1John 4: 11-18 tells us that if we show love to one another, we will grow in love, and God’s love will be “brought to perfection in us.” What is the sign this is happening?
The way we know we are truly in union with Christ is that “he has given us his Spirit.” If we think like Christ and love like Christ, we must be alive by the Spirit of Christ.
To love is to help others be and become all they can be. But Christ’s Spirit tells us “the Father sent his Son as savior of the world.” “Lord, every nation on earth will adore you.” So what holds us back from the loving act of sharing him with every person we deal with?
Fear. We are afraid of failure. We think either that people are impervious to religion or that we are inadequate to present it; that even if we are discreet in our way of embodying and expressing the Good News about Jesus, they will not respond.

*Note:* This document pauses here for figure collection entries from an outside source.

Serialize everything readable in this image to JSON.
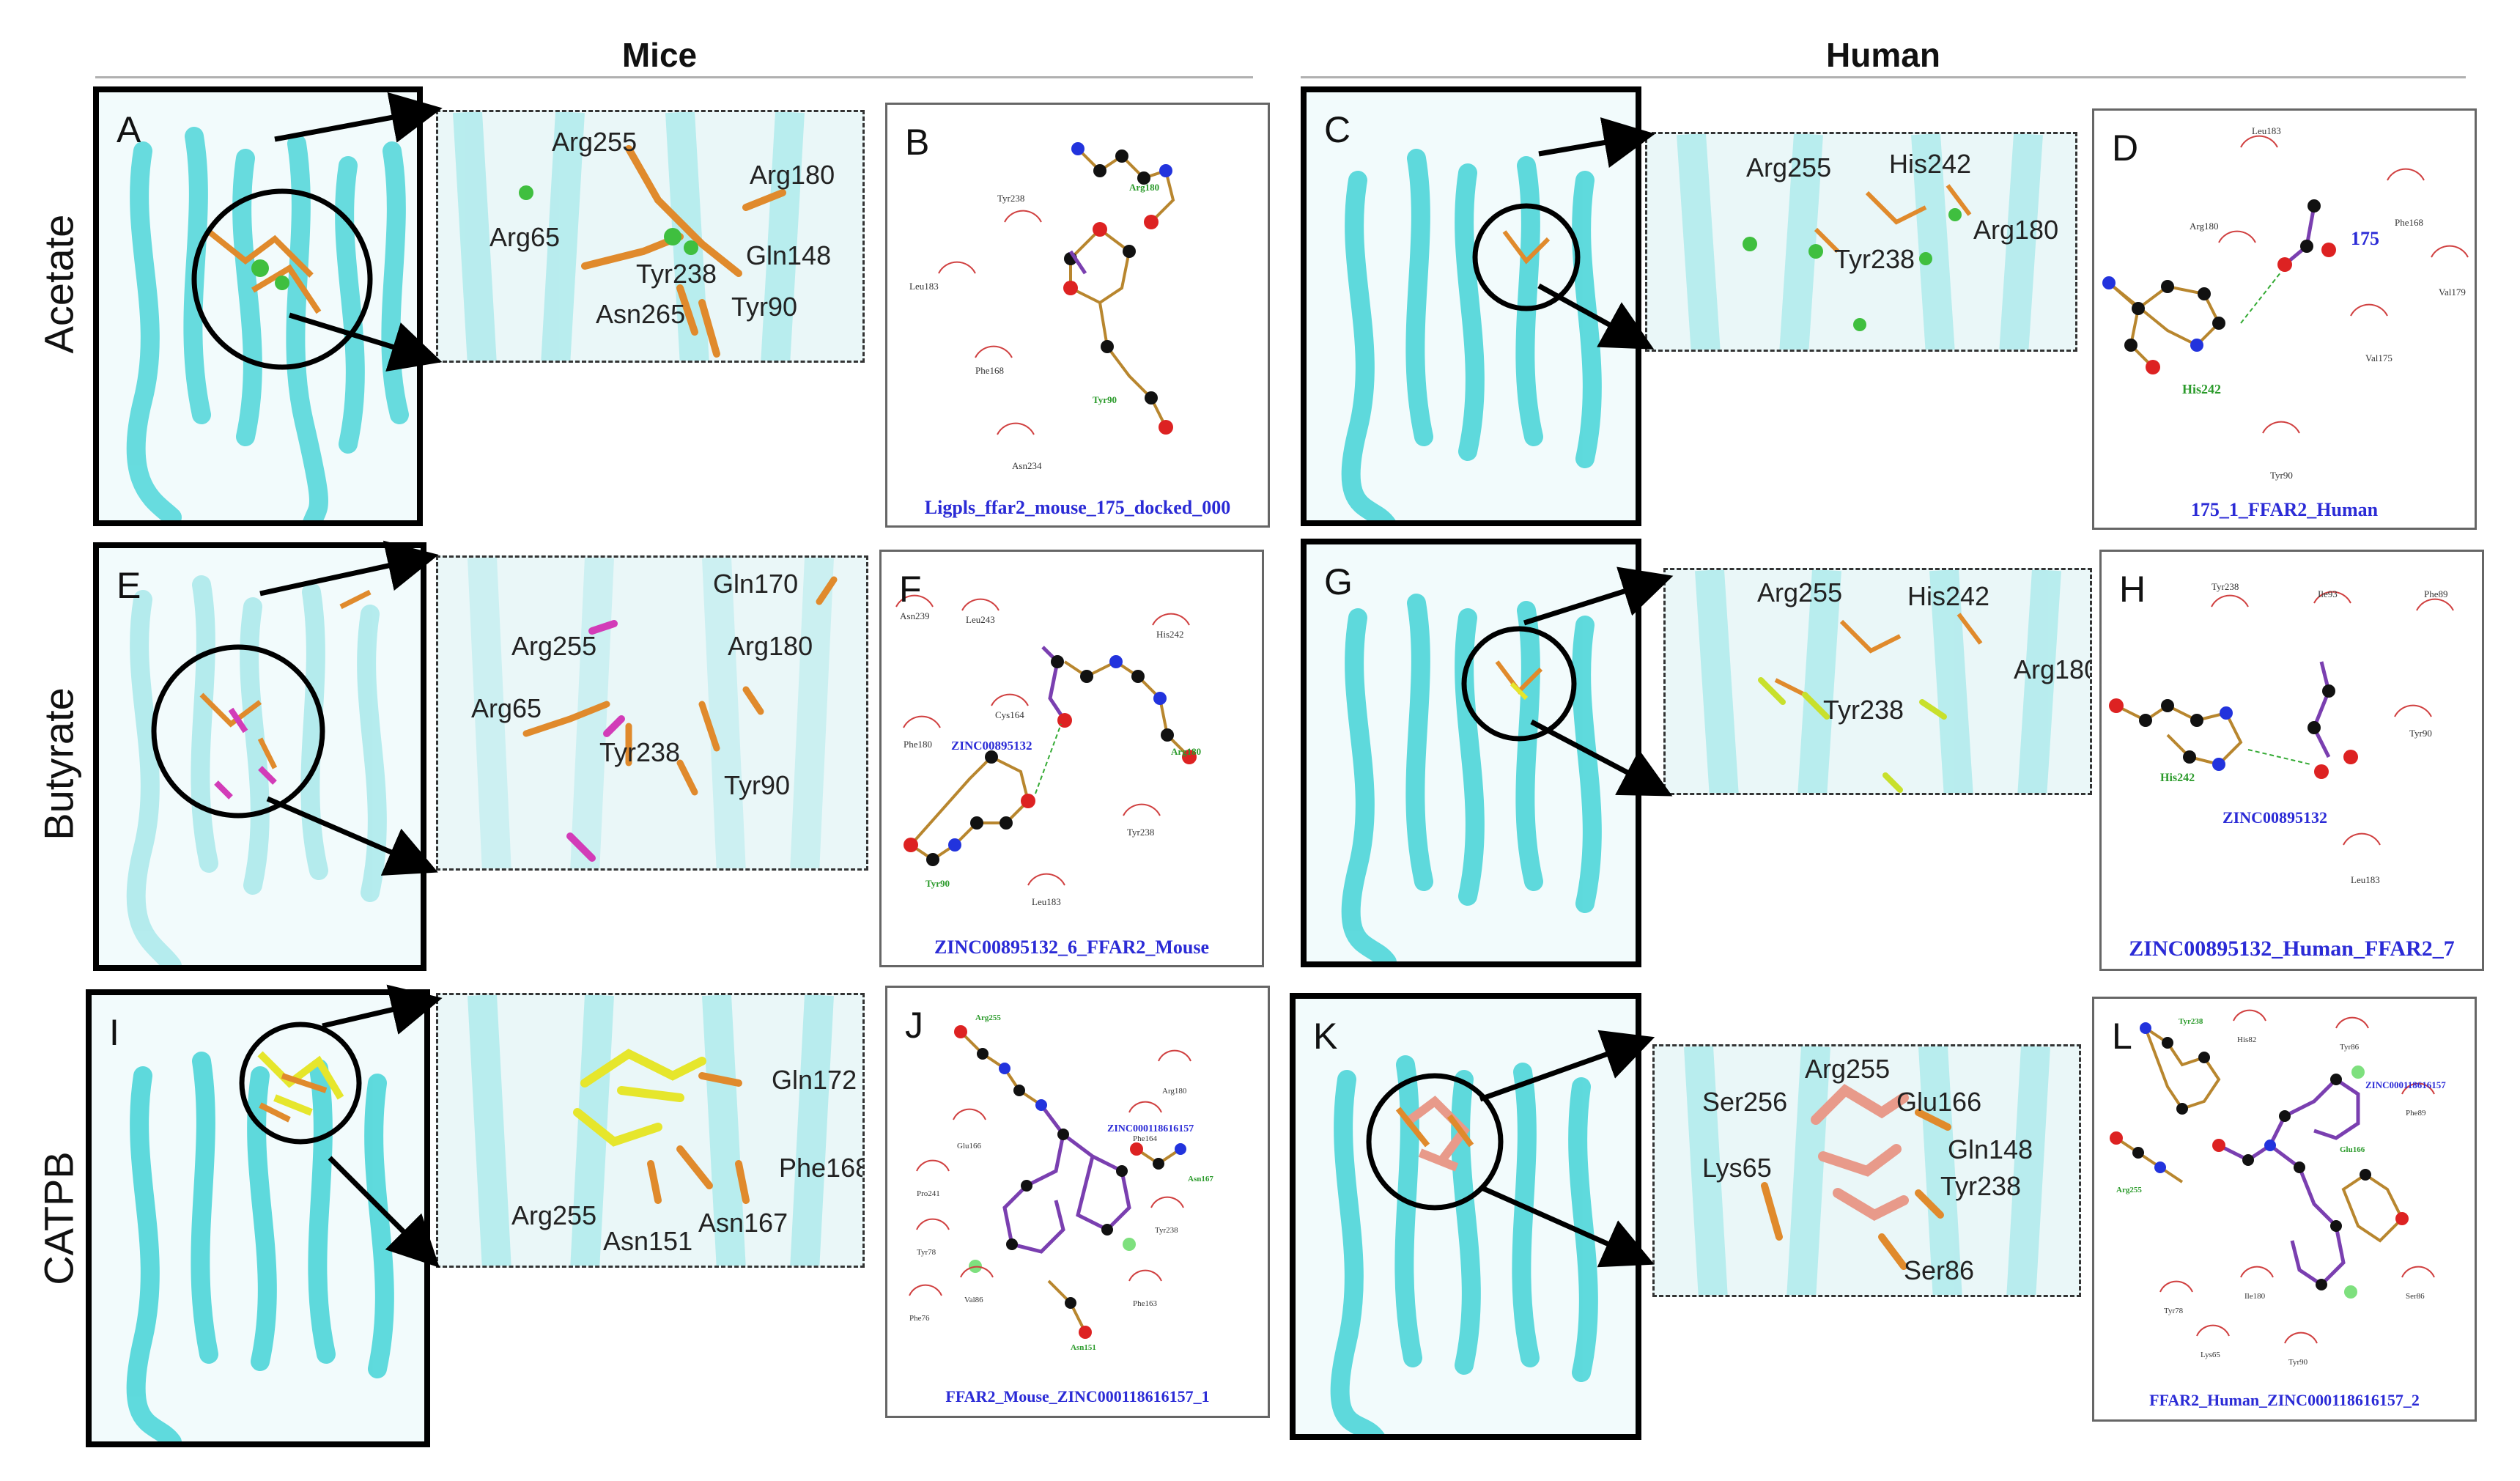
{
  "columns": {
    "mice": "Mice",
    "human": "Human"
  },
  "rows": {
    "acetate": "Acetate",
    "butyrate": "Butyrate",
    "catpb": "CATPB"
  },
  "panel_letters": [
    "A",
    "B",
    "C",
    "D",
    "E",
    "F",
    "G",
    "H",
    "I",
    "J",
    "K",
    "L"
  ],
  "zoom_labels": {
    "A": [
      "Arg255",
      "Arg180",
      "Arg65",
      "Gln148",
      "Tyr238",
      "Asn265",
      "Tyr90"
    ],
    "C": [
      "Arg255",
      "His242",
      "Arg180",
      "Tyr238"
    ],
    "E": [
      "Gln170",
      "Arg255",
      "Arg180",
      "Arg65",
      "Tyr238",
      "Tyr90"
    ],
    "G": [
      "Arg255",
      "His242",
      "Arg180",
      "Tyr238"
    ],
    "I": [
      "Gln172",
      "Phe168",
      "Arg255",
      "Asn151",
      "Asn167"
    ],
    "K": [
      "Arg255",
      "Ser256",
      "Glu166",
      "Gln148",
      "Lys65",
      "Tyr238",
      "Ser86"
    ]
  },
  "ligplot": {
    "B": {
      "caption": "Ligpls_ffar2_mouse_175_docked_000",
      "residues": [
        "Leu183",
        "Tyr238",
        "Phe168",
        "Asn234"
      ],
      "hbond_residues": [
        "Arg180",
        "Tyr90"
      ]
    },
    "D": {
      "caption": "175_1_FFAR2_Human",
      "molecule": "175",
      "residues": [
        "Leu183",
        "Phe168",
        "Arg180",
        "Val179",
        "Val175",
        "Tyr90"
      ],
      "hbond_residues": [
        "His242"
      ]
    },
    "F": {
      "caption": "ZINC00895132_6_FFAR2_Mouse",
      "molecule": "ZINC00895132",
      "residues": [
        "Asn239",
        "Leu243",
        "His242",
        "Cys164",
        "Phe180",
        "Tyr238",
        "Leu183"
      ],
      "hbond_residues": [
        "Arg180",
        "Tyr90"
      ]
    },
    "H": {
      "caption": "ZINC00895132_Human_FFAR2_7",
      "molecule": "ZINC00895132",
      "residues": [
        "Tyr238",
        "Ile93",
        "Phe89",
        "Tyr90",
        "Leu183"
      ],
      "hbond_residues": [
        "His242"
      ]
    },
    "J": {
      "caption": "FFAR2_Mouse_ZINC000118616157_1",
      "molecule": "ZINC000118616157",
      "residues": [
        "Arg180",
        "Glu166",
        "Phe164",
        "Pro241",
        "Tyr238",
        "Tyr78",
        "Val86",
        "Phe163",
        "Phe76"
      ],
      "hbond_residues": [
        "Arg255",
        "Asn167",
        "Asn151"
      ]
    },
    "L": {
      "caption": "FFAR2_Human_ZINC000118616157_2",
      "molecule": "ZINC000118616157",
      "residues": [
        "His82",
        "Tyr86",
        "Phe89",
        "Ile180",
        "Ser86",
        "Lys65",
        "Tyr90",
        "Tyr78"
      ],
      "hbond_residues": [
        "Tyr238",
        "Arg255",
        "Glu166"
      ]
    }
  },
  "colors": {
    "protein_cyan": "#4fd6d9",
    "residue_orange": "#e08a2c",
    "acetate_green": "#3fbf3f",
    "butyrate_magenta": "#d23cb8",
    "catpb_yellow": "#e6e62c",
    "catpb_salmon": "#e89a8a",
    "caption_blue": "#2b2bd6"
  }
}
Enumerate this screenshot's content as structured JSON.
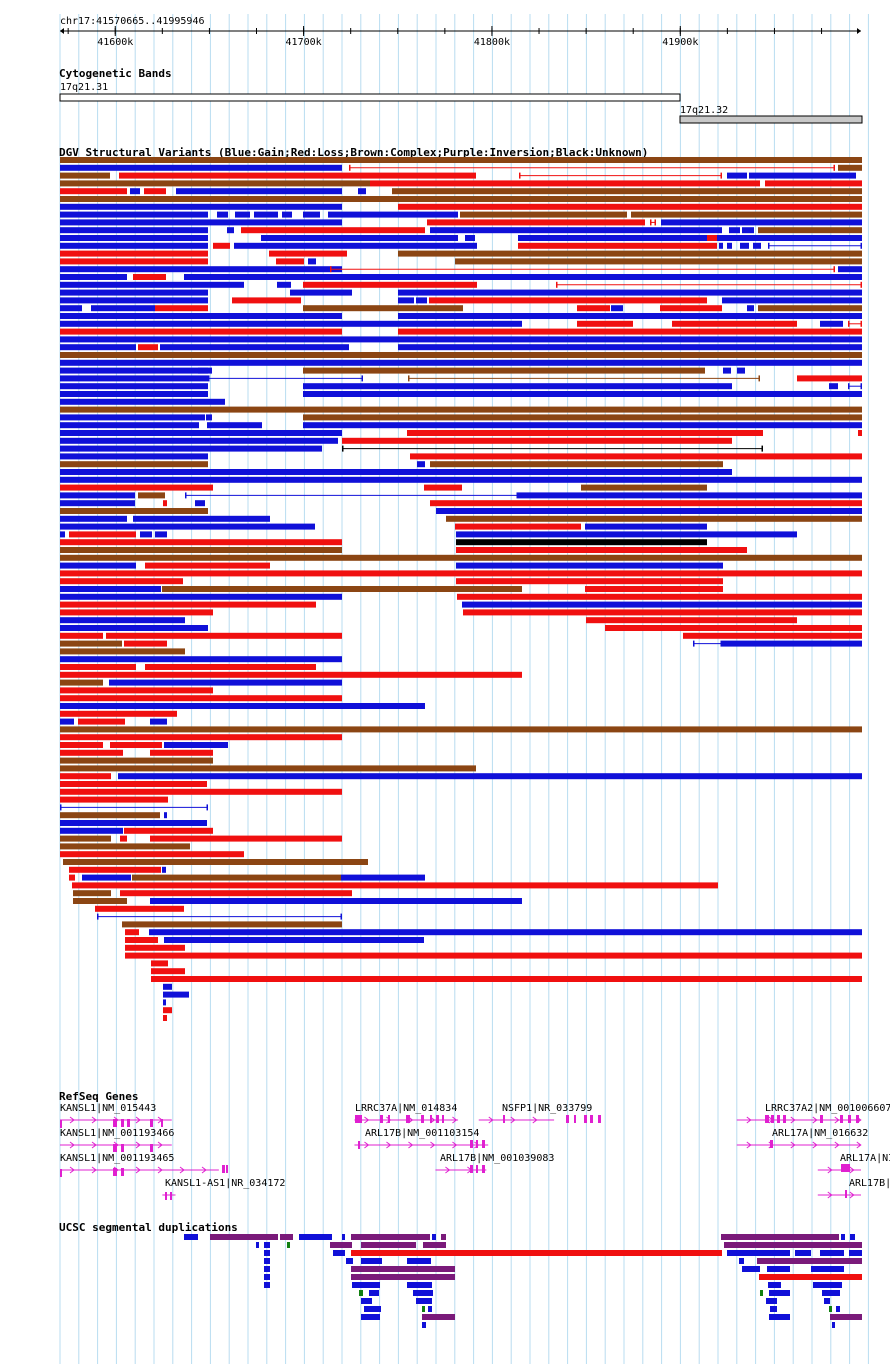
{
  "position": "chr17:41570665..41995946",
  "ruler": {
    "start": 41570665,
    "end": 41995946,
    "ticks": [
      {
        "pos": 41600000,
        "label": "41600k"
      },
      {
        "pos": 41700000,
        "label": "41700k"
      },
      {
        "pos": 41800000,
        "label": "41800k"
      },
      {
        "pos": 41900000,
        "label": "41900k"
      }
    ]
  },
  "tracks": {
    "cytobands": {
      "title": "Cytogenetic Bands",
      "bands": [
        {
          "name": "17q21.31",
          "start": 41570665,
          "end": 41900000,
          "shade": "#ffffff"
        },
        {
          "name": "17q21.32",
          "start": 41900000,
          "end": 41995946,
          "shade": "#c8c8c8"
        }
      ]
    },
    "dgv": {
      "title": "DGV Structural Variants (Blue:Gain;Red:Loss;Brown:Complex;Purple:Inversion;Black:Unknown)",
      "colors": {
        "B": "#1010d8",
        "R": "#f01010",
        "N": "#8b4513",
        "P": "#800080",
        "K": "#000000"
      }
    },
    "refseq": {
      "title": "RefSeq Genes",
      "color": "#e020d0",
      "genes": [
        {
          "label": "KANSL1|NM_015443",
          "start": 41570665,
          "end": 41630000,
          "row": 0
        },
        {
          "label": "KANSL1|NM_001193466",
          "start": 41570665,
          "end": 41630000,
          "row": 1
        },
        {
          "label": "KANSL1|NM_001193465",
          "start": 41570665,
          "end": 41655000,
          "row": 2
        },
        {
          "label": "KANSL1-AS1|NR_034172",
          "start": 41625000,
          "end": 41632000,
          "row": 3
        },
        {
          "label": "LRRC37A|NM_014834",
          "start": 41727000,
          "end": 41782000,
          "row": 0
        },
        {
          "label": "NSFP1|NR_033799",
          "start": 41793000,
          "end": 41833000,
          "row": 0
        },
        {
          "label": "ARL17B|NM_001103154",
          "start": 41727000,
          "end": 41798000,
          "row": 1
        },
        {
          "label": "ARL17B|NM_001039083",
          "start": 41770000,
          "end": 41797000,
          "row": 2
        },
        {
          "label": "LRRC37A2|NM_001006607",
          "start": 41930000,
          "end": 41995946,
          "row": 0
        },
        {
          "label": "ARL17A|NM_016632",
          "start": 41930000,
          "end": 41995946,
          "row": 1
        },
        {
          "label": "ARL17A|NI",
          "start": 41973000,
          "end": 41995946,
          "row": 2
        },
        {
          "label": "ARL17B|",
          "start": 41973000,
          "end": 41995946,
          "row": 3
        }
      ]
    },
    "segdups": {
      "title": "UCSC segmental duplications"
    }
  }
}
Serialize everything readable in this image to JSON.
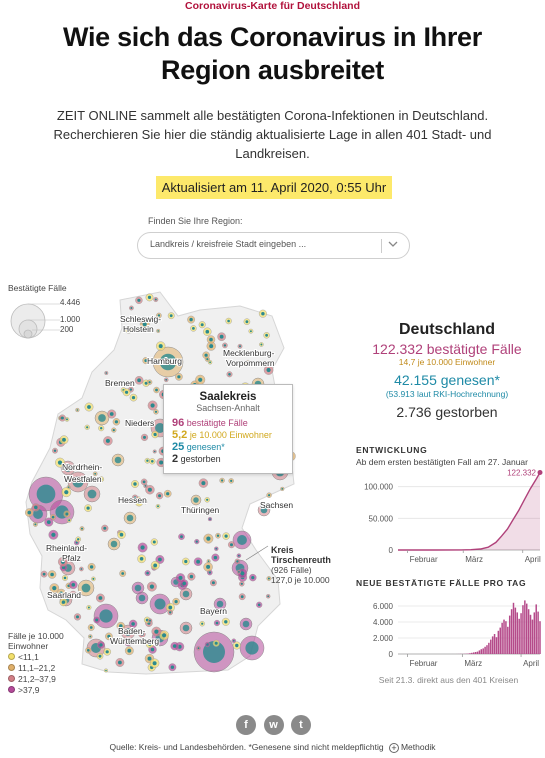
{
  "kicker": "Coronavirus-Karte für Deutschland",
  "headline_line1": "Wie sich das Coronavirus in Ihrer",
  "headline_line2": "Region ausbreitet",
  "intro_line1": "ZEIT ONLINE sammelt alle bestätigten Corona-Infektionen in Deutschland.",
  "intro_line2": "Recherchieren Sie hier die ständig aktualisierte Lage in allen 401 Stadt- und",
  "intro_line3": "Landkreisen.",
  "updated": "Aktualisiert am 11. April 2020, 0:55 Uhr",
  "search": {
    "label": "Finden Sie Ihre Region:",
    "placeholder": "Landkreis / kreisfreie Stadt eingeben ..."
  },
  "legend": {
    "size_title": "Bestätigte Fälle",
    "size_values": [
      "4.446",
      "1.000",
      "200"
    ],
    "color_title_1": "Fälle je 10.000",
    "color_title_2": "Einwohner",
    "color_bins": [
      {
        "label": "<11,1",
        "color": "#f3e06b"
      },
      {
        "label": "11,1–21,2",
        "color": "#e0b06a"
      },
      {
        "label": "21,2–37,9",
        "color": "#d27f86"
      },
      {
        "label": ">37,9",
        "color": "#b54a9a"
      }
    ]
  },
  "map": {
    "labels": [
      "Schleswig-",
      "Holstein",
      "Hamburg",
      "Mecklenburg-",
      "Vorpommern",
      "Bremen",
      "Nieders",
      "Nordrhein-",
      "Westfalen",
      "Hessen",
      "Thüringen",
      "Sachsen",
      "Rheinland-",
      "Pfalz",
      "Saarland",
      "Baden-",
      "Württemberg",
      "Bayern",
      "urg"
    ]
  },
  "tooltip": {
    "name": "Saalekreis",
    "state": "Sachsen-Anhalt",
    "confirmed": "96",
    "confirmed_label": "bestätigte Fälle",
    "per_capita": "5,2",
    "per_capita_label": "je 10.000 Einwohner",
    "recovered": "25",
    "recovered_label": "genesen*",
    "deaths": "2",
    "deaths_label": "gestorben"
  },
  "kreis_label": {
    "line1": "Kreis",
    "line2": "Tirschenreuth",
    "line3": "(926 Fälle)",
    "line4": "127,0 je 10.000"
  },
  "stats": {
    "country": "Deutschland",
    "confirmed": "122.332 bestätigte Fälle",
    "per_capita": "14,7  je 10.000 Einwohner",
    "recovered": "42.155 genesen*",
    "recovered_note": "(53.913  laut RKI-Hochrechnung)",
    "deaths": "2.736 gestorben"
  },
  "chart_data": [
    {
      "type": "area",
      "title": "ENTWICKLUNG",
      "subtitle": "Ab dem ersten bestätigten Fall am 27. Januar",
      "x_ticks": [
        "Februar",
        "März",
        "April"
      ],
      "y_ticks": [
        "100.000",
        "50.000",
        "0"
      ],
      "ylim": [
        0,
        120000
      ],
      "end_label": "122.332",
      "x": [
        "2020-01-27",
        "2020-02-15",
        "2020-02-29",
        "2020-03-05",
        "2020-03-10",
        "2020-03-14",
        "2020-03-18",
        "2020-03-21",
        "2020-03-24",
        "2020-03-27",
        "2020-03-30",
        "2020-04-02",
        "2020-04-05",
        "2020-04-08",
        "2020-04-10"
      ],
      "values": [
        1,
        16,
        80,
        500,
        1600,
        4500,
        12000,
        22000,
        33000,
        48000,
        63000,
        80000,
        97000,
        112000,
        122332
      ],
      "color": "#b0417a"
    },
    {
      "type": "bar",
      "title": "NEUE BESTÄTIGTE FÄLLE PRO TAG",
      "x_ticks": [
        "Februar",
        "März",
        "April"
      ],
      "y_ticks": [
        "6.000",
        "4.000",
        "2.000",
        "0"
      ],
      "ylim": [
        0,
        7000
      ],
      "note": "Seit 21.3. direkt aus den 401 Kreisen",
      "start_date": "2020-01-27",
      "values": [
        1,
        0,
        0,
        2,
        1,
        3,
        0,
        0,
        0,
        1,
        1,
        0,
        0,
        0,
        0,
        0,
        0,
        0,
        0,
        0,
        0,
        0,
        0,
        0,
        0,
        0,
        1,
        0,
        0,
        2,
        1,
        5,
        10,
        20,
        15,
        25,
        40,
        60,
        100,
        150,
        200,
        250,
        300,
        450,
        600,
        700,
        900,
        1100,
        1400,
        1800,
        2200,
        2500,
        2100,
        2900,
        3300,
        3900,
        4300,
        4100,
        3400,
        4800,
        5600,
        6400,
        5800,
        5200,
        4400,
        5100,
        6100,
        6700,
        6300,
        5600,
        4900,
        4300,
        5200,
        6200,
        5300,
        4100
      ],
      "color": "#b54a8a"
    }
  ],
  "footer": {
    "text": "Quelle: Kreis- und Landesbehörden. *Genesene sind nicht meldepflichtig",
    "methodik": "Methodik"
  },
  "social": {
    "facebook": "f",
    "whatsapp": "w",
    "twitter": "t"
  }
}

Mark 6: 45-52 reminds us that the apostles felt this way in the early Church. Jesus had ascended into heaven (“gone up the mountain”) and left them alone to take care of his people. The “wind was against them.” They were being “tossed about” in stormy seas of controversy and persecution. They were scared. And when “Jesus came toward them, walking on the sea,” they “thought he was a ghost…. and were terrified.” When he got into the boat and “the wind died down,” they were “completely astounded.” They just didn’t get it.
The problem was, “they had not understood the incident of the loaves.” They did not understand that when Jesus took the loaves, “looked up to heaven, blessed, broke, and gave them to his disciples…” this was a preview of Eucharist.
There is a mix of timeframes here. When Jesus multiplied the loaves, neither Eucharist nor the Church was yet established, and the apostles had no responsibilities. But the story is a commentary on the present. It tells us that if we understand Eucharist, we understand that Jesus is always with us, always in the boat, and no contrary winds of culture or contradiction can keep us from bringing “every nation on earth” to adore him. If we have faith to believe this, hope that overcomes fear, and love to keep trying, then through our efforts to give Christ to the world, we will see his love being “brought to perfection among us.”
Initiative: If you want to know Jesus, accept him as universal Savior. Keep trying to bring people to him, asking him to work with you, in you, through you.